On Monday, the Los Angeles Dodgers announced a reversal of their stupid and cowardly decision last week to cave to pressure from right-wing culture warriors and disinvite a venerable charity group from upcoming Pride Night festivities. Citing "thoughtful feedback from our diverse communities," the major-league team apologized to the Los Angeles Sisters of Perpetual Indulgence and announced that they were reinvited to the June 16 event, to "receive the gratitude of our collective communities."
This is a satisfying resolution, but the Dodgers don't come by this change of heart entirely on their own. In the hours after the team's original decision, the Los Angeles LGBT Center and LA Pride announced that in solidarity with the Sisters, they would not participate in the scheduled Pride Night. With these two organizations boycotting and with the Sisters disinvited, the Dodgers were left in the awkward situation of either canceling the event altogether or hosting a gloomy and sparsely attended Pride event tuned to represent the weaponized sensitivities of astroturfing bigots, who under no circumstances would participate in an event intended to celebrate the Los Angeles LGBTQ community. Monday's walk-back was less a triumph of courage than a weighing of competing PR crises.

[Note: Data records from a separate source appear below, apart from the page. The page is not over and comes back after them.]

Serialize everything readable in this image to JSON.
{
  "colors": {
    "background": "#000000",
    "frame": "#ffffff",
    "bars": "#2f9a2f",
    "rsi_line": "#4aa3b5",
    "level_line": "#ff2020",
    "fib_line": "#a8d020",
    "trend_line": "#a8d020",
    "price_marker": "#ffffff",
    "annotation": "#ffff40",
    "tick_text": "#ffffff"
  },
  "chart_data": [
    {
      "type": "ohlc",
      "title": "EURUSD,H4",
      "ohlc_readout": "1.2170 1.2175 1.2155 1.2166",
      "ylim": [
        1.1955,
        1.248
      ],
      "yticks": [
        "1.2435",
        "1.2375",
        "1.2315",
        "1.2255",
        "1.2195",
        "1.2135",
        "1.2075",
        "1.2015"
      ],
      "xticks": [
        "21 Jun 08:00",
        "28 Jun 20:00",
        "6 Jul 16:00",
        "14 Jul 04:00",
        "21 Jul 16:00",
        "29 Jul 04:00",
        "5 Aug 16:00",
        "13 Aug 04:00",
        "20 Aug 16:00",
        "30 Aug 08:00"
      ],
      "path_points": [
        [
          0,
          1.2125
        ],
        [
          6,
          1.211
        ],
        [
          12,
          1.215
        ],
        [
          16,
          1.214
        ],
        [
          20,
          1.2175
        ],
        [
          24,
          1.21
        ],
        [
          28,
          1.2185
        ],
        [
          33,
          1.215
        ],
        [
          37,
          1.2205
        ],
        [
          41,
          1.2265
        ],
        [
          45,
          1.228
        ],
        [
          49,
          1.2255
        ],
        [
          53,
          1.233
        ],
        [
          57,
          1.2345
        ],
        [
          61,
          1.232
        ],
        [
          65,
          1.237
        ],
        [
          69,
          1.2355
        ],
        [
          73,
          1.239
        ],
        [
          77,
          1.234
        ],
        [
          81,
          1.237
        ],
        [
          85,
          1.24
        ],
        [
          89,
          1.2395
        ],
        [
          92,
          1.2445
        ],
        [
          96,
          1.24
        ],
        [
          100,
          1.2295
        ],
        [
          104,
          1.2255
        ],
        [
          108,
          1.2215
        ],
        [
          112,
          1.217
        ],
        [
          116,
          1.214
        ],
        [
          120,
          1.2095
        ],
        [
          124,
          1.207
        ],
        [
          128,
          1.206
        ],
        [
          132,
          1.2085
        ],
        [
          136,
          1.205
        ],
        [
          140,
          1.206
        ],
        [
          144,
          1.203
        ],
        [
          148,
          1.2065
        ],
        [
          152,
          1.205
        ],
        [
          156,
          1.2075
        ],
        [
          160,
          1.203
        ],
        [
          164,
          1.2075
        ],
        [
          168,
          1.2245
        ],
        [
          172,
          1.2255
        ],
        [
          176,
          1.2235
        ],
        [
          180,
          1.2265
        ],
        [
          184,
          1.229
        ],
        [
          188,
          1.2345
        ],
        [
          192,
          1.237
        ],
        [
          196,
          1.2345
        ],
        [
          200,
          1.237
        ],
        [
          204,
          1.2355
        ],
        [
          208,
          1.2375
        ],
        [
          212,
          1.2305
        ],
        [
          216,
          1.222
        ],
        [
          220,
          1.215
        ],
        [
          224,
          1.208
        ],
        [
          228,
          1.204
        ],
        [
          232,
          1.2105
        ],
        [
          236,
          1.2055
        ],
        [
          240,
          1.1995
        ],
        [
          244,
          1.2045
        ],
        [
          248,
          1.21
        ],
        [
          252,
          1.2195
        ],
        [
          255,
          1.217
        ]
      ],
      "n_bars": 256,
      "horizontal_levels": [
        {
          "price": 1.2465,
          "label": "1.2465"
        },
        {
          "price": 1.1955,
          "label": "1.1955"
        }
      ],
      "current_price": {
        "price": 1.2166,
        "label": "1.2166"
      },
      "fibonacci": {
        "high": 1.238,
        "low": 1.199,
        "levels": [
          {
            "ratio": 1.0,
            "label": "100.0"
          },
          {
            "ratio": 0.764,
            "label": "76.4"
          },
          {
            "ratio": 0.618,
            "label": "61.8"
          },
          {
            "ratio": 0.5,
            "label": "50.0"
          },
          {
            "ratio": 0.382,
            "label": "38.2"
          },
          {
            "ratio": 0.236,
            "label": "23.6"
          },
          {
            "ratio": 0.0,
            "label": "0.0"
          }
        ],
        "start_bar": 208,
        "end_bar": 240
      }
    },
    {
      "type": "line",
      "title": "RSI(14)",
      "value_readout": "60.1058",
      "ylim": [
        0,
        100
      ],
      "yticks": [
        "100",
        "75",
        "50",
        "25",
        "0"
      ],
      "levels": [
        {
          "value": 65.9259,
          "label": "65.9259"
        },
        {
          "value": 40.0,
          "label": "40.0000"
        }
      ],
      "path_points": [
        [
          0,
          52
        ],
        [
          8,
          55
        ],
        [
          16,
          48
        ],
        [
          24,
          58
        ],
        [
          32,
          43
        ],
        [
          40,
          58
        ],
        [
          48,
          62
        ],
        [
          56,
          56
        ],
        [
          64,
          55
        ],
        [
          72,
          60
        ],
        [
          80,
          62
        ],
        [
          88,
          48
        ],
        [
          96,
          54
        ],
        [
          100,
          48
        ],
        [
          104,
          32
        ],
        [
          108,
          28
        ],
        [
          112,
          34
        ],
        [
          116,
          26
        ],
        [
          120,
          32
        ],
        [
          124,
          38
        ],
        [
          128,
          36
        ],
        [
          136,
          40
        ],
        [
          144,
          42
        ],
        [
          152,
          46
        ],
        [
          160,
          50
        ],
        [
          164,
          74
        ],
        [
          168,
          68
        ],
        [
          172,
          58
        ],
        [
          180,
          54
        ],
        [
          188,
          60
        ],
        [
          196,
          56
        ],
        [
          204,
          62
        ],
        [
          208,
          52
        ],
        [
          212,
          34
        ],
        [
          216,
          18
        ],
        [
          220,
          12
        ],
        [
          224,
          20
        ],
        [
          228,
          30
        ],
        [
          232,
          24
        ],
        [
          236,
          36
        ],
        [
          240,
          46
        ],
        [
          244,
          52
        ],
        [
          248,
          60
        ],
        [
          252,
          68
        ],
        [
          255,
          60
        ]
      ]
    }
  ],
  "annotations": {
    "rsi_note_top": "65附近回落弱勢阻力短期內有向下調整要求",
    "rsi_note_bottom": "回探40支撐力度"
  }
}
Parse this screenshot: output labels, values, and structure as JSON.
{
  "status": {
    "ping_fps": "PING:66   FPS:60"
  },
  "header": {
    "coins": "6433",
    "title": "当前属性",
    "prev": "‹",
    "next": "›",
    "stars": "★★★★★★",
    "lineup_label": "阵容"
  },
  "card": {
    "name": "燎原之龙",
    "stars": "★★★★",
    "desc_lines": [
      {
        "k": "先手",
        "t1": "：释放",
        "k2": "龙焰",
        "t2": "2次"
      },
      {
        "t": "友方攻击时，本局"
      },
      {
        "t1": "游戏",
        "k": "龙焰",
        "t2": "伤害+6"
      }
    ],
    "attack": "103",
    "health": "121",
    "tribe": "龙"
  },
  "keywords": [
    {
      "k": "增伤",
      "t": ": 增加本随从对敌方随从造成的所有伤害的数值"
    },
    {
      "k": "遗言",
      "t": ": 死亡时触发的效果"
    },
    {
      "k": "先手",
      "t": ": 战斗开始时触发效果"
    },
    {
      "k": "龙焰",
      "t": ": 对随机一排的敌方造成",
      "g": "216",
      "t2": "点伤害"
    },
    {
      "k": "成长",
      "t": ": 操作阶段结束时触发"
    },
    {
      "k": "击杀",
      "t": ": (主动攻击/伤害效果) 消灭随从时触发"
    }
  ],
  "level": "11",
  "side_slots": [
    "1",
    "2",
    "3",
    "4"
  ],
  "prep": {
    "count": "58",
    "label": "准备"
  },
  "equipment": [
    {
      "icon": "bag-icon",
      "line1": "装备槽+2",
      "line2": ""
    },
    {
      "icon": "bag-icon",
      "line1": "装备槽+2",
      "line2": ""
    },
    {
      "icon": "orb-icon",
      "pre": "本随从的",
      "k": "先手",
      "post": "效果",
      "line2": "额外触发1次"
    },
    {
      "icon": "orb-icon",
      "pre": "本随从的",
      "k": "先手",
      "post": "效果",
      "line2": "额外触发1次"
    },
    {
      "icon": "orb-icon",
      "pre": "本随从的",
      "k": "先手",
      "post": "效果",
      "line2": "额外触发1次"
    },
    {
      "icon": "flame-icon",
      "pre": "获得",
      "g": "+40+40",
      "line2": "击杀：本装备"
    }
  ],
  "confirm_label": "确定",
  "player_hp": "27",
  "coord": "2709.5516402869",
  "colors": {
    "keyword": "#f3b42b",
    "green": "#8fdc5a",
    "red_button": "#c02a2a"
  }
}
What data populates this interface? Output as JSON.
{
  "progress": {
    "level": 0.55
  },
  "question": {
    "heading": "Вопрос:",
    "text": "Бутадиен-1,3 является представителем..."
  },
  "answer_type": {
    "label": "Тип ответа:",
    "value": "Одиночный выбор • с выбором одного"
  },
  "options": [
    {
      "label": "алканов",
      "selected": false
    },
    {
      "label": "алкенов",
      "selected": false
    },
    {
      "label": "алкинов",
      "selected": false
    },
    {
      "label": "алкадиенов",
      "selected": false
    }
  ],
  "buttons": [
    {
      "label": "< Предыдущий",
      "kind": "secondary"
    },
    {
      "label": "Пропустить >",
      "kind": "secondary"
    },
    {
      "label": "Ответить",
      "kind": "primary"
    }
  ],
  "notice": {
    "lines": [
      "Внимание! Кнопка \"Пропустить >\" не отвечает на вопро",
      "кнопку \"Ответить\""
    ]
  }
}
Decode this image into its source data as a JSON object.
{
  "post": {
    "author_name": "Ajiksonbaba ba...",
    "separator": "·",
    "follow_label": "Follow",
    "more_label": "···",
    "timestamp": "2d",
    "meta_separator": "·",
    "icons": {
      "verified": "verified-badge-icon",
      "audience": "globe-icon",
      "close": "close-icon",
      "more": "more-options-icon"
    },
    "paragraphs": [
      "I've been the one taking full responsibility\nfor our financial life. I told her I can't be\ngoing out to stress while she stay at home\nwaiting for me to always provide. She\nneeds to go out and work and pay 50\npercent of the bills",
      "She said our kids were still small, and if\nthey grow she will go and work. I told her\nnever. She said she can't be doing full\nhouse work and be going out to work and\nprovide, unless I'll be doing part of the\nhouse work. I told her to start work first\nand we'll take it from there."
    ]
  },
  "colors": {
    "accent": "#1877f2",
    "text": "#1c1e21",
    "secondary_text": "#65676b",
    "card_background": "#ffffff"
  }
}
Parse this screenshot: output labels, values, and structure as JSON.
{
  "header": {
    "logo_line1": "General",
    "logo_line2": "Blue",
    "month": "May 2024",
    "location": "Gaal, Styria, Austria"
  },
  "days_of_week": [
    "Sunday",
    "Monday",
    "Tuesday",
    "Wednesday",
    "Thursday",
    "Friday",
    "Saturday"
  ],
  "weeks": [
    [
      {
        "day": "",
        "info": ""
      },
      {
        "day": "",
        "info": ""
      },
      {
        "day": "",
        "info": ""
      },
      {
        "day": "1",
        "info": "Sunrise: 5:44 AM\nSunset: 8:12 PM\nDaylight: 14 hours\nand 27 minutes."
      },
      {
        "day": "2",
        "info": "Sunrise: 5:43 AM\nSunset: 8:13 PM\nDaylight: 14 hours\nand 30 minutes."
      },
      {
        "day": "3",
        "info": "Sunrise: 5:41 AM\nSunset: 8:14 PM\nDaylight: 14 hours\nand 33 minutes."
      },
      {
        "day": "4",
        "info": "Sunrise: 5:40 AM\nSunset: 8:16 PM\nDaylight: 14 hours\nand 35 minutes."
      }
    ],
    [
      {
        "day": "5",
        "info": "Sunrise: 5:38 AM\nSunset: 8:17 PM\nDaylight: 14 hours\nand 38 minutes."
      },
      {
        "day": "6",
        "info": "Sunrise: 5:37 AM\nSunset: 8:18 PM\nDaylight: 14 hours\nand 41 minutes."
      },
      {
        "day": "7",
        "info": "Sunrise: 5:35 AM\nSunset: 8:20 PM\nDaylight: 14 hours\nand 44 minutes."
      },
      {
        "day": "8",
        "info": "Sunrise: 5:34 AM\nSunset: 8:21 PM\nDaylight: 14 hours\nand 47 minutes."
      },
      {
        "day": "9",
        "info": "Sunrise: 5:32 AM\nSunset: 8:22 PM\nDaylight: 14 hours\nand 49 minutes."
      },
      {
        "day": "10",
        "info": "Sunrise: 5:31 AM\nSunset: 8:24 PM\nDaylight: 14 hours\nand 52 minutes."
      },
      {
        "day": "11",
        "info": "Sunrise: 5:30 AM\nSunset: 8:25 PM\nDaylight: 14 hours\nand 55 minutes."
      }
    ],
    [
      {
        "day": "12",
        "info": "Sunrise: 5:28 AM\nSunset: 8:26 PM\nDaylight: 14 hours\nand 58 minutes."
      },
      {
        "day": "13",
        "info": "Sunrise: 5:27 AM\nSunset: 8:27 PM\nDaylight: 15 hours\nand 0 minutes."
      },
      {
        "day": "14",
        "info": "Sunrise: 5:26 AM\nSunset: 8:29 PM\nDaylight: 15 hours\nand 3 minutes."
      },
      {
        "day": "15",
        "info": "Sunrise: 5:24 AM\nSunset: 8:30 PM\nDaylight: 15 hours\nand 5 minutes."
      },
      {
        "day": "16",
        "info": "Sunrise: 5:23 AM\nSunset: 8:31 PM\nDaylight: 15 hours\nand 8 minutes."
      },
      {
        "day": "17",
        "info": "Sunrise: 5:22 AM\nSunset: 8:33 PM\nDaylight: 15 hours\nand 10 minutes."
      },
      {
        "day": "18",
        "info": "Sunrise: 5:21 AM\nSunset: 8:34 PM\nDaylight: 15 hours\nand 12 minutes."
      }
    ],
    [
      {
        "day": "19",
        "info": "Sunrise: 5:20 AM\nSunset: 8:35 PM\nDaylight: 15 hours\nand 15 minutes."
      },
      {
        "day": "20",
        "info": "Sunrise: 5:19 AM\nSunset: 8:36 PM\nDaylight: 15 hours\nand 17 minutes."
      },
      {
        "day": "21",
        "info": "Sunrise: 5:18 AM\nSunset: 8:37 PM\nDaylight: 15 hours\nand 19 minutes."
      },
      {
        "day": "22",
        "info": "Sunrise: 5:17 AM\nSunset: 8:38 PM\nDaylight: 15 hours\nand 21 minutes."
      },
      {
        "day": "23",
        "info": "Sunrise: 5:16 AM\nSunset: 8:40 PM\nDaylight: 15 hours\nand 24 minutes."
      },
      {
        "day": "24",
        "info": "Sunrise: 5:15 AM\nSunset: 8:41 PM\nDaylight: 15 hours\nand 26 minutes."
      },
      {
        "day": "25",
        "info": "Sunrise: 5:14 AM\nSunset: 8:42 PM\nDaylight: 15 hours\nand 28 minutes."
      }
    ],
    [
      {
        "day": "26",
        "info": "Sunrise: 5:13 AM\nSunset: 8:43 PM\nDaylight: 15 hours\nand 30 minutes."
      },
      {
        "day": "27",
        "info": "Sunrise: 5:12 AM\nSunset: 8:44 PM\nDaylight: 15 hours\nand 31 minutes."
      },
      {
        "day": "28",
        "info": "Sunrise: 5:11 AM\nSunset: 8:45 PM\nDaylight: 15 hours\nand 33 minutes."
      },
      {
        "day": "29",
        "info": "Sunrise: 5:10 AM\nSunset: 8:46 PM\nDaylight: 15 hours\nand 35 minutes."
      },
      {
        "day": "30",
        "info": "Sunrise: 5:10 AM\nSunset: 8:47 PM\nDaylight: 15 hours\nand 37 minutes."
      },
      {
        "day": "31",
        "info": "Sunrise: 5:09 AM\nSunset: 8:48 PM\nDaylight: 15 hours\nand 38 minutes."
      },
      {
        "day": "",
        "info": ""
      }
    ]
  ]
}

Florida Senator Marco Rubio, whose whiny letter to commissioner Rob Manfred started the uproar that led to the Dodgers' ill-advised move last week, complained Monday that the baseball team had been "bullied" into re-inviting "anti-Catholic bigots," and tried to frame the Sisters of Perpetual Indulgence, LA Pride, and the LA LGBT Center as a tier of "socio-political ruling elites" who "encourage and celebrate" anti-Christian bigotry. Bill Donohue of the Catholic League has yet to comment on this setback to his decades-long campaign of antagonism, as he appeared to be busy Monday night ranting about how the Biden administration is allowing "drug cartels and their illegal alien stooges" to flood the southern border with enough fentanyl to "kill approximately 3.2 billion people." These are the people briefly empowered by the Dodgers to define who merits recognition at a Pride celebration.